Before the Hedonovs a man lived there, a Refrigeration Institute friend of Levik’s (they’d bonded because their fathers were big-shot factory bosses and huge assholes, Marina had explained). The apartment had witnessed his downfall, as had Frida, whose bedroom was directly above his in a building with no sound insulation. He’d done his best with the place — wallpaper stripped, walls partially gutted, floorboards dug out, doors torn from hinges, ceiling destroyed by water damage. After he’d been taken away (mental institution? prison?), the apartment stood empty for many months. At first it was a shock, a collective shame, a disgrace; residents tried to make use of the building’s other wing. Then, simply by not relenting, by remaining destroyed and abandoned, the apartment began the transformation into abstraction, becoming a symbol of something. For a moment it was the building’s core, establishing a grid of intimacy around itself.

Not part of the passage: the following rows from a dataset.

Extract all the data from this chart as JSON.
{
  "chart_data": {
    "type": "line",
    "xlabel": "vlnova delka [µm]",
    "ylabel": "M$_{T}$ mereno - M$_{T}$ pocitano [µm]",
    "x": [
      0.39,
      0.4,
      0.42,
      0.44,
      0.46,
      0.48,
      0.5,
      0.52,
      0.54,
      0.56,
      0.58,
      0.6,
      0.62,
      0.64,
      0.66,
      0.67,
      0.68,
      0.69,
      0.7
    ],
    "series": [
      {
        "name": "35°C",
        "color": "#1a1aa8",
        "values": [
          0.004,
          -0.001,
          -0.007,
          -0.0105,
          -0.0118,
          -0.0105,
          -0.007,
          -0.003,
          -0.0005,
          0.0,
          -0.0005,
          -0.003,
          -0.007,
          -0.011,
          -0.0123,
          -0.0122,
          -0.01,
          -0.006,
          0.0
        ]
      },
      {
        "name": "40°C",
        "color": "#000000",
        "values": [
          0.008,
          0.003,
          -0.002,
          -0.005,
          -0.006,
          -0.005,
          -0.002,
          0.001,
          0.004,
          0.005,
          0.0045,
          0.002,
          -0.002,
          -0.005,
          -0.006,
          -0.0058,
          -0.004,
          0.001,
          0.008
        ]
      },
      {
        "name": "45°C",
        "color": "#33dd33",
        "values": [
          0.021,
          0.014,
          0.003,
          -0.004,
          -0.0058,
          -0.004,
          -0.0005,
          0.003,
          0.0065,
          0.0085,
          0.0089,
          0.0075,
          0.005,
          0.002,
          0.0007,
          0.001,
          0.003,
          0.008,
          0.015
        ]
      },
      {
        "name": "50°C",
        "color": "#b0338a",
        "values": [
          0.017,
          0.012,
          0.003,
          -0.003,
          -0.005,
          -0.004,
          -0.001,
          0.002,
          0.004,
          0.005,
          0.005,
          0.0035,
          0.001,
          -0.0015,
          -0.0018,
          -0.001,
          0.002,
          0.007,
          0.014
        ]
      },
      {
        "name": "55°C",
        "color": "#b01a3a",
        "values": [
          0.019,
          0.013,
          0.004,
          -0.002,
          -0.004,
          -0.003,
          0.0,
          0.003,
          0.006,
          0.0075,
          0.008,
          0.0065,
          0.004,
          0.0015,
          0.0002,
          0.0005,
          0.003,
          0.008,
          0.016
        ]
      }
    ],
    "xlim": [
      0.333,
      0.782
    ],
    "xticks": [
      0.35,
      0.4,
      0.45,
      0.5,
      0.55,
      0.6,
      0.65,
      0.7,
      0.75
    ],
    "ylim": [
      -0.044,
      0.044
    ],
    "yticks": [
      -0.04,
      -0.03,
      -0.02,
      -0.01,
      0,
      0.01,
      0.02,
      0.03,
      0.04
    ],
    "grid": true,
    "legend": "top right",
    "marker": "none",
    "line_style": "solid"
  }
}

Then the Hedonovs bought the place. It was almost a move against nature, a tempting of fate. Renovation took a year and was rather an exorcism.

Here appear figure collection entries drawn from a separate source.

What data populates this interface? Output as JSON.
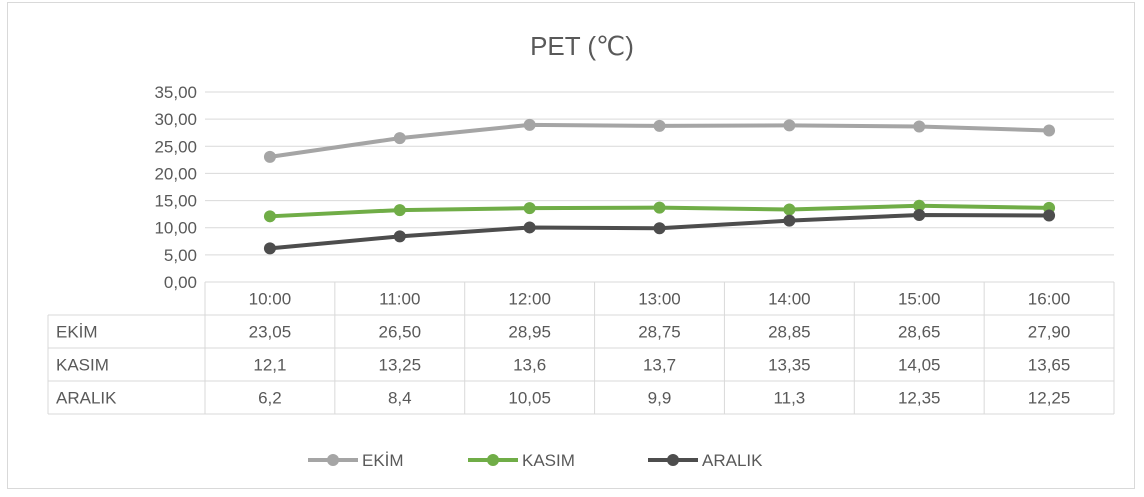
{
  "chart_data": {
    "type": "line",
    "title": "PET (℃)",
    "xlabel": "",
    "ylabel": "",
    "ylim": [
      0,
      35
    ],
    "y_ticks": [
      "0,00",
      "5,00",
      "10,00",
      "15,00",
      "20,00",
      "25,00",
      "30,00",
      "35,00"
    ],
    "categories": [
      "10:00",
      "11:00",
      "12:00",
      "13:00",
      "14:00",
      "15:00",
      "16:00"
    ],
    "grid": true,
    "legend_position": "bottom",
    "data_table": true,
    "series": [
      {
        "name": "EKİM",
        "color": "#a5a5a5",
        "values": [
          23.05,
          26.5,
          28.95,
          28.75,
          28.85,
          28.65,
          27.9
        ],
        "labels": [
          "23,05",
          "26,50",
          "28,95",
          "28,75",
          "28,85",
          "28,65",
          "27,90"
        ]
      },
      {
        "name": "KASIM",
        "color": "#70ad47",
        "values": [
          12.1,
          13.25,
          13.6,
          13.7,
          13.35,
          14.05,
          13.65
        ],
        "labels": [
          "12,1",
          "13,25",
          "13,6",
          "13,7",
          "13,35",
          "14,05",
          "13,65"
        ]
      },
      {
        "name": "ARALIK",
        "color": "#4d4d4d",
        "values": [
          6.2,
          8.4,
          10.05,
          9.9,
          11.3,
          12.35,
          12.25
        ],
        "labels": [
          "6,2",
          "8,4",
          "10,05",
          "9,9",
          "11,3",
          "12,35",
          "12,25"
        ]
      }
    ]
  }
}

But why was Frida still thinking about that man, who’d owned a shriveled-olive Chihuahua with such pure fear in its eyes that, stranded in the elevator with it, Frida would become afraid of herself, as if some force in her might awaken and make her do horrible things to that dog? It hid behind the metal cart without which the man never left home. Of that trio — the man, the cart, and the Chihuahua — only the cart’s fate was known. The blue-haired old lady who tended the lobby plants had claimed it for herself, insisting she’d been its rightful owner all along. Four years had already passed, and yet the day of his disappearance grew no less vivid. Frida had been staring at the large swirling snowflakes in her organic chemistry textbook when her mother barged in, screaming, The downstairs apartment is empty, Pasha’s gone!
That was it! His name had fallen through the cracks, perhaps not unintentionally. And now it was a simple mistake, confusing the two Pashas. Trying to break through to the surface was the other Pasha, her uncle, but instead she’d slipped out of habit on her old downstairs neighbor. Freud would’ve been pleased.
But what about her uncle? She had so little to go on, practically nothing of any substance, and yet he loomed so large over the household. He was a mythic creature, a legend. It was impossible to imagine him as the father at a wedding. Dancing? Rejoicing? He slipped out of all the scenarios her mind conjured up for him. Sitting in a dentist’s chair, ordering from a menu, stretching a hamstring, filing taxes, trailing a tour guide — not Pasha. Her uncle didn’t tie shoelaces or own a cell phone. There was no laundry in his life, though a checkered, yellowed ironing board leaned against the wall behind his desk. The legs of the desk were as crooked as those of his landlady, who had three white hairs sprouting from her chin and at midnight hovered over the charcoal-smudged city astride her broomstick.